Je me demanderai toutefois si, au total, la pratique de l'enseignement ne vient pas à stériliser l'inspiration philosophique. C'est, libéré de toute charge, que je me sens devenir vraiment philosophe, dégagé de tout engagement, de toute servitude mentale, de toute preuve à fournir, de tout idéal, étrangement neuf et vif, irrécupérable, définitivement hors-norme. Vocation tardive, bien longue et difficile à s'affirmer, mais d'autant plus irruptive. Et même, cette artificielle opposition entre poésie et philosophie tend à d'épuiser : n'est-ce pas même source, pareille exigence de vrai, semblable cheminement, même si les moyens et la matière apparaissent parfois irréconciliables ? Quant à moi je voyage sans heurt ni vergogne de l'une à l'autre, selon l'humeur, et c'est toujours "pareille note et pareil entretien". C'est merveille que l'âge mûr offre de ces bienheureuses réconciliations que la jeunesse ne peut concevoir et encore moins réaliser.

Empédocle est-il poète ou philosophe? - Quel sens pourrait avoir une telle question ? Et Lucrèce ? Et Héraclite ? Et Parménide ? Et Nietzsche ? 

L'intérêt de la philosophie, telle que je la conçois, est d'ouvrir à toutes les disciplines voisines, de s'en nourrir, et d'en remanier le contenu. Notamment la psychologie et la psychanalyse, mais aussi la sociologie, l'histoire, l'anthropologie, et pour ceux qui en ont les aptitudes - que je n'ai pas - pour les sciences physiques et biologiques. Le danger toutefois est de se laisser entraîner dans une sorte de fétichisme du savoir, de s'y complaire, et de perdre de vue l'objectif fondamental : se mettre en route vers la vérité, ce qui ne se peut faire que dans un rapport intime du sujet avec le réel qui le limite, le dépasse et l'englobe. Cette recherche-là ne peut se conditionner dans un enseignement, se produire dans une thése ni se vérifier dans un examen. Aussi échappe-t-elle totalement à la formation universitaire, à ses codes et à ses systèmes de sélection. Elle est l'affaire d'une philosophie toute "privée", j'entends hors institution, comme c'était le cas ordinaire des "écoles" (scholè) philosophiques de l'Antiquité. Par "école" on entendait alors la libre discussion autour d'un philosophe libre, reconnu, la rapport intersubjectif, la libre émulation, que l'école soit relativement fermée (comme l'Académie ou le Jardin) ou bien ouverte au tout venant (Socrate ou Diogène).
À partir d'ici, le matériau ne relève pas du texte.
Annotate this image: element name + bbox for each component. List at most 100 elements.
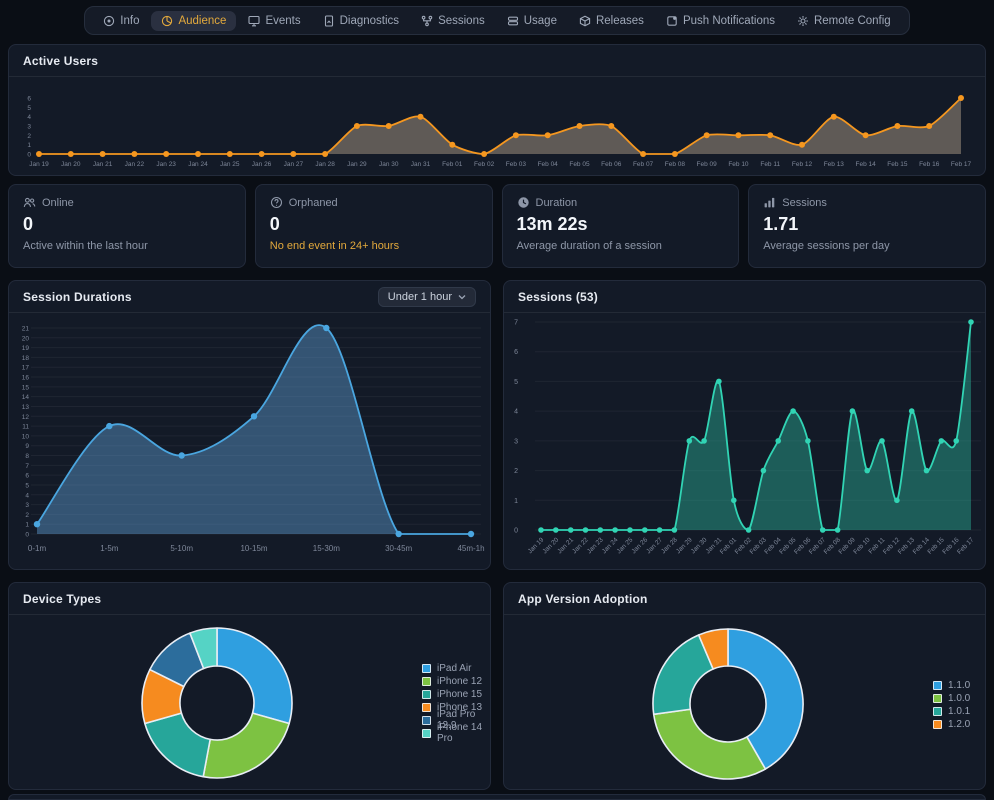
svg-text:3: 3: [514, 438, 518, 445]
svg-text:0: 0: [27, 152, 31, 159]
legend-swatch: [933, 706, 942, 716]
tab-diagnostics[interactable]: Diagnostics: [313, 11, 409, 31]
svg-text:Feb 15: Feb 15: [887, 161, 908, 168]
legend-item[interactable]: iPad Pro 12.9: [422, 709, 490, 731]
svg-text:0: 0: [25, 532, 29, 539]
app-version-legend: 1.1.0 1.0.0 1.0.1 1.2.0: [933, 680, 971, 730]
svg-text:14: 14: [22, 394, 30, 401]
svg-text:1: 1: [27, 142, 31, 149]
tab-remote-config[interactable]: Remote Config: [787, 11, 901, 31]
stat-card-online: Online 0 Active within the last hour: [8, 184, 246, 268]
app-version-header: App Version Adoption: [504, 583, 985, 615]
svg-text:Feb 03: Feb 03: [506, 161, 527, 168]
svg-text:Jan 25: Jan 25: [220, 161, 240, 168]
nav-bar: Info Audience Events Diagnostics Session…: [84, 6, 910, 35]
tab-info[interactable]: Info: [93, 11, 149, 31]
svg-text:Feb 17: Feb 17: [951, 161, 972, 168]
svg-text:0-1m: 0-1m: [28, 544, 47, 553]
legend-item[interactable]: 1.1.0: [933, 680, 970, 691]
sessions-panel: Sessions (53) 0 1 2 3 4 5 6 7 Jan 19 Jan 20 Jan 21…: [503, 280, 986, 570]
tab-push-notifications[interactable]: Push Notifications: [656, 11, 785, 31]
legend-swatch: [422, 663, 431, 673]
stat-value: 0: [269, 214, 280, 234]
tab-audience[interactable]: Audience: [151, 10, 237, 31]
svg-text:Jan 24: Jan 24: [188, 161, 208, 168]
legend-swatch: [422, 702, 431, 712]
tab-label: Sessions: [438, 14, 485, 27]
svg-text:Jan 19: Jan 19: [29, 161, 49, 168]
panel-title: Sessions (53): [518, 289, 598, 304]
svg-text:Feb 07: Feb 07: [633, 161, 654, 168]
svg-text:12: 12: [22, 414, 30, 421]
tab-sessions[interactable]: Sessions: [411, 11, 495, 31]
dropdown-value: Under 1 hour: [387, 290, 452, 303]
stat-value: 0: [23, 214, 34, 234]
legend-label: 1.2.0: [948, 718, 971, 730]
tab-label: Push Notifications: [682, 14, 775, 27]
tab-releases[interactable]: Releases: [569, 11, 654, 31]
active-users-chart: 0 1 2 3 4 5 6 Jan 19 Jan 20 Jan 21 Jan 22 Jan 23 Jan…: [27, 95, 972, 168]
svg-text:4: 4: [27, 114, 31, 121]
svg-text:30-45m: 30-45m: [385, 544, 412, 553]
stat-value: 1.71: [763, 214, 799, 234]
svg-text:Jan 27: Jan 27: [284, 161, 304, 168]
svg-text:4: 4: [514, 409, 518, 416]
svg-text:3: 3: [27, 124, 31, 131]
svg-text:1: 1: [25, 522, 29, 529]
svg-text:Jan 31: Jan 31: [411, 161, 431, 168]
svg-text:0: 0: [514, 528, 518, 535]
stat-subtitle: Average duration of a session: [516, 240, 662, 252]
legend-item[interactable]: iPhone 12: [422, 676, 490, 687]
svg-text:2: 2: [25, 512, 29, 519]
stat-card-duration: Duration 13m 22s Average duration of a s…: [501, 184, 740, 268]
legend-item[interactable]: iPhone 15: [422, 688, 490, 700]
active-users-header: Active Users: [9, 45, 985, 77]
panel-title: Device Types: [23, 591, 102, 606]
svg-text:9: 9: [25, 443, 29, 450]
svg-text:Jan 20: Jan 20: [61, 161, 81, 168]
svg-text:15: 15: [22, 384, 30, 391]
svg-text:7: 7: [25, 463, 29, 470]
package-icon: [579, 15, 591, 26]
legend-label: 1.0.0: [948, 692, 971, 704]
svg-text:11: 11: [22, 424, 29, 431]
svg-text:Jan 30: Jan 30: [379, 161, 399, 168]
svg-text:13: 13: [22, 404, 30, 411]
svg-text:Feb 09: Feb 09: [697, 161, 718, 168]
active-users-panel: Active Users 0 1 2 3 4 5 6 Jan 19 Jan 20 Jan 21 Ja…: [8, 44, 986, 176]
legend-item[interactable]: iPhone 14 Pro: [422, 722, 490, 744]
svg-text:5-10m: 5-10m: [170, 544, 193, 553]
stat-label: Online: [42, 196, 74, 209]
sessions-header: Sessions (53): [504, 281, 985, 313]
svg-text:Feb 14: Feb 14: [855, 161, 876, 168]
stat-value: 13m 22s: [516, 214, 588, 234]
legend-item[interactable]: 1.0.1: [933, 706, 970, 717]
stat-subtitle: Active within the last hour: [23, 240, 148, 252]
sitemap-icon: [421, 15, 433, 26]
legend-swatch: [422, 689, 431, 699]
svg-text:10: 10: [22, 433, 30, 440]
legend-item[interactable]: iPad Air: [422, 663, 490, 674]
legend-label: iPhone 15: [437, 688, 483, 700]
svg-text:18: 18: [22, 355, 30, 362]
legend-item[interactable]: iPhone 13: [422, 702, 490, 713]
duration-filter-dropdown[interactable]: Under 1 hour: [377, 286, 476, 307]
tab-label: Events: [265, 14, 301, 27]
legend-swatch: [933, 693, 942, 703]
tab-usage[interactable]: Usage: [497, 11, 567, 31]
svg-text:Jan 28: Jan 28: [315, 161, 335, 168]
panel-title: Session Durations: [23, 289, 132, 304]
legend-item[interactable]: 1.2.0: [933, 718, 971, 730]
device-types-donut: [141, 627, 293, 779]
tab-events[interactable]: Events: [238, 11, 310, 31]
svg-text:Feb 08: Feb 08: [665, 161, 686, 168]
svg-text:Feb 13: Feb 13: [824, 161, 845, 168]
device-types-legend: iPad Air iPhone 12 iPhone 15 iPhone 13 i…: [422, 663, 490, 744]
stats-row: Online 0 Active within the last hour Orp…: [8, 184, 986, 268]
app-version-donut: [652, 628, 804, 780]
legend-item[interactable]: 1.0.0: [933, 692, 971, 704]
tab-label: Info: [120, 14, 140, 27]
svg-text:Feb 02: Feb 02: [474, 161, 495, 168]
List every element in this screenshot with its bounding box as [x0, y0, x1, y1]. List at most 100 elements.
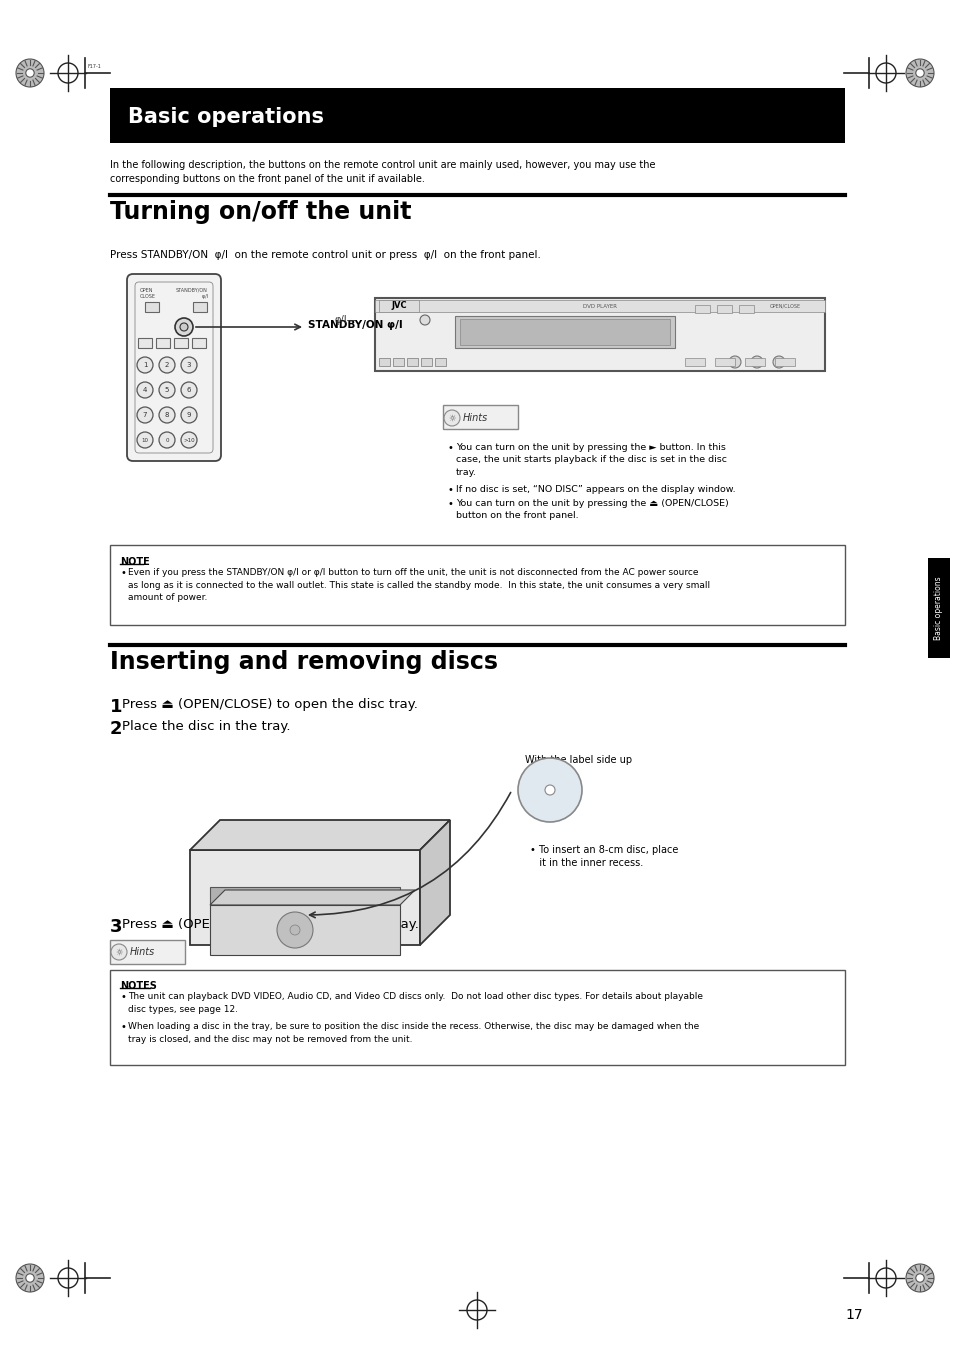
Text: NOTES: NOTES	[120, 981, 156, 992]
Text: 3: 3	[110, 917, 122, 936]
Circle shape	[905, 59, 933, 86]
FancyBboxPatch shape	[127, 274, 221, 461]
Circle shape	[26, 69, 34, 77]
Bar	[378, 358, 390, 366]
Bar	[156, 338, 170, 349]
Bar	[210, 888, 399, 905]
Text: Even if you press the STANDBY/ON φ/I or φ/I button to turn off the unit, the uni: Even if you press the STANDBY/ON φ/I or …	[128, 567, 709, 603]
Text: Hints: Hints	[130, 947, 155, 957]
Text: 7: 7	[143, 412, 147, 417]
Bar	[378, 300, 418, 312]
Text: JVC: JVC	[391, 301, 406, 311]
Polygon shape	[190, 850, 419, 944]
Circle shape	[137, 382, 152, 399]
Text: •: •	[120, 992, 126, 1002]
Text: OPEN/CLOSE: OPEN/CLOSE	[769, 304, 800, 308]
Circle shape	[181, 407, 196, 423]
Bar	[739, 305, 753, 313]
Circle shape	[137, 432, 152, 449]
Text: 0: 0	[165, 438, 169, 443]
Bar	[110, 970, 844, 1065]
Text: STANDBY/ON φ/I: STANDBY/ON φ/I	[308, 320, 402, 330]
Bar	[744, 358, 764, 366]
Circle shape	[419, 315, 430, 326]
Circle shape	[443, 409, 459, 426]
Circle shape	[181, 357, 196, 373]
Text: 3: 3	[187, 362, 191, 367]
Text: 5: 5	[165, 386, 169, 393]
Bar	[435, 358, 446, 366]
Text: ☼: ☼	[448, 413, 456, 423]
Bar	[110, 88, 844, 143]
Text: Basic operations: Basic operations	[128, 107, 324, 127]
Text: 1: 1	[110, 698, 122, 716]
Bar	[173, 338, 188, 349]
Text: You can turn on the unit by pressing the ⏏ (OPEN/CLOSE)
button on the front pane: You can turn on the unit by pressing the…	[456, 499, 728, 520]
Text: D
PHONC: D PHONC	[156, 342, 169, 350]
Circle shape	[772, 357, 784, 367]
Text: 8: 8	[165, 412, 169, 417]
Text: it in the inner recess.: it in the inner recess.	[530, 858, 642, 867]
Text: You can turn on the unit by pressing the ► button. In this
case, the unit starts: You can turn on the unit by pressing the…	[456, 443, 726, 477]
FancyBboxPatch shape	[375, 299, 824, 372]
Bar	[193, 303, 207, 312]
Bar	[714, 358, 734, 366]
Text: Place the disc in the tray.: Place the disc in the tray.	[122, 720, 291, 734]
Text: STANDBY/ON
  φ/I: STANDBY/ON φ/I	[176, 288, 208, 299]
Bar	[927, 558, 949, 658]
Text: DVD PLAYER: DVD PLAYER	[582, 304, 617, 308]
Text: The unit can playback DVD VIDEO, Audio CD, and Video CD discs only.  Do not load: The unit can playback DVD VIDEO, Audio C…	[128, 992, 702, 1013]
Bar	[192, 338, 206, 349]
Circle shape	[276, 912, 313, 948]
Polygon shape	[210, 905, 399, 955]
Circle shape	[517, 758, 581, 821]
Text: With the label side up: With the label side up	[524, 755, 632, 765]
Circle shape	[544, 785, 555, 794]
Text: NOTE: NOTE	[120, 557, 150, 567]
Circle shape	[137, 357, 152, 373]
Text: Inserting and removing discs: Inserting and removing discs	[110, 650, 497, 674]
Circle shape	[26, 1274, 34, 1282]
Circle shape	[159, 357, 174, 373]
Circle shape	[111, 944, 127, 961]
Text: ☼: ☼	[115, 947, 123, 957]
Polygon shape	[419, 820, 450, 944]
Text: Press ⏏ (OPEN/CLOSE) to open the disc tray.: Press ⏏ (OPEN/CLOSE) to open the disc tr…	[122, 698, 417, 711]
Circle shape	[915, 1274, 923, 1282]
Text: 1: 1	[143, 362, 147, 367]
Text: Basic operations: Basic operations	[934, 576, 943, 640]
Text: •: •	[120, 567, 126, 578]
Circle shape	[137, 407, 152, 423]
Circle shape	[16, 1265, 44, 1292]
Text: 2: 2	[110, 720, 122, 738]
Circle shape	[728, 357, 740, 367]
Text: φ/I—: φ/I—	[335, 315, 357, 326]
Bar	[375, 300, 824, 312]
Bar	[110, 544, 844, 626]
Text: 2: 2	[165, 362, 169, 367]
Circle shape	[159, 382, 174, 399]
FancyBboxPatch shape	[110, 940, 185, 965]
Bar	[455, 316, 675, 349]
Text: • If you press ⏏ (OPEN/CLOSE) during playback, the unit stops playback and opens: • If you press ⏏ (OPEN/CLOSE) during pla…	[110, 975, 561, 986]
Text: PLAY
MODE: PLAY MODE	[139, 342, 151, 350]
Circle shape	[16, 59, 44, 86]
Circle shape	[290, 925, 299, 935]
Text: When loading a disc in the tray, be sure to position the disc inside the recess.: When loading a disc in the tray, be sure…	[128, 1021, 699, 1043]
Bar	[695, 305, 709, 313]
Text: Press ⏏ (OPEN/CLOSE) to close the disc tray.: Press ⏏ (OPEN/CLOSE) to close the disc t…	[122, 917, 418, 931]
Text: In the following description, the buttons on the remote control unit are mainly : In the following description, the button…	[110, 159, 655, 184]
Text: Hints: Hints	[462, 413, 488, 423]
Text: RETURN: RETURN	[192, 342, 206, 346]
Circle shape	[174, 317, 193, 336]
FancyBboxPatch shape	[442, 405, 517, 430]
Text: • To insert an 8-cm disc, place: • To insert an 8-cm disc, place	[530, 844, 678, 855]
Circle shape	[159, 407, 174, 423]
Text: •: •	[448, 499, 454, 509]
Circle shape	[181, 382, 196, 399]
Bar	[145, 303, 159, 312]
Bar	[459, 319, 669, 345]
Text: •: •	[120, 1021, 126, 1032]
Text: 6: 6	[187, 386, 191, 393]
Circle shape	[180, 323, 188, 331]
La vérité n'y est pas pur savoir transmissible mais expérience au jour le jour, dans une relation vivante, dynamisée par la parole (Epicure parle constamment du "symphilosophein", philosopher ensemble, les uns par les autres).

Si le mot "philosopher" a encore un sens ce ne peut être que dans cette acception antique, authentique, dont l'inspiration est retrouver et à renouveler. Toute autre voie n'est que livresque, partielle et décevante.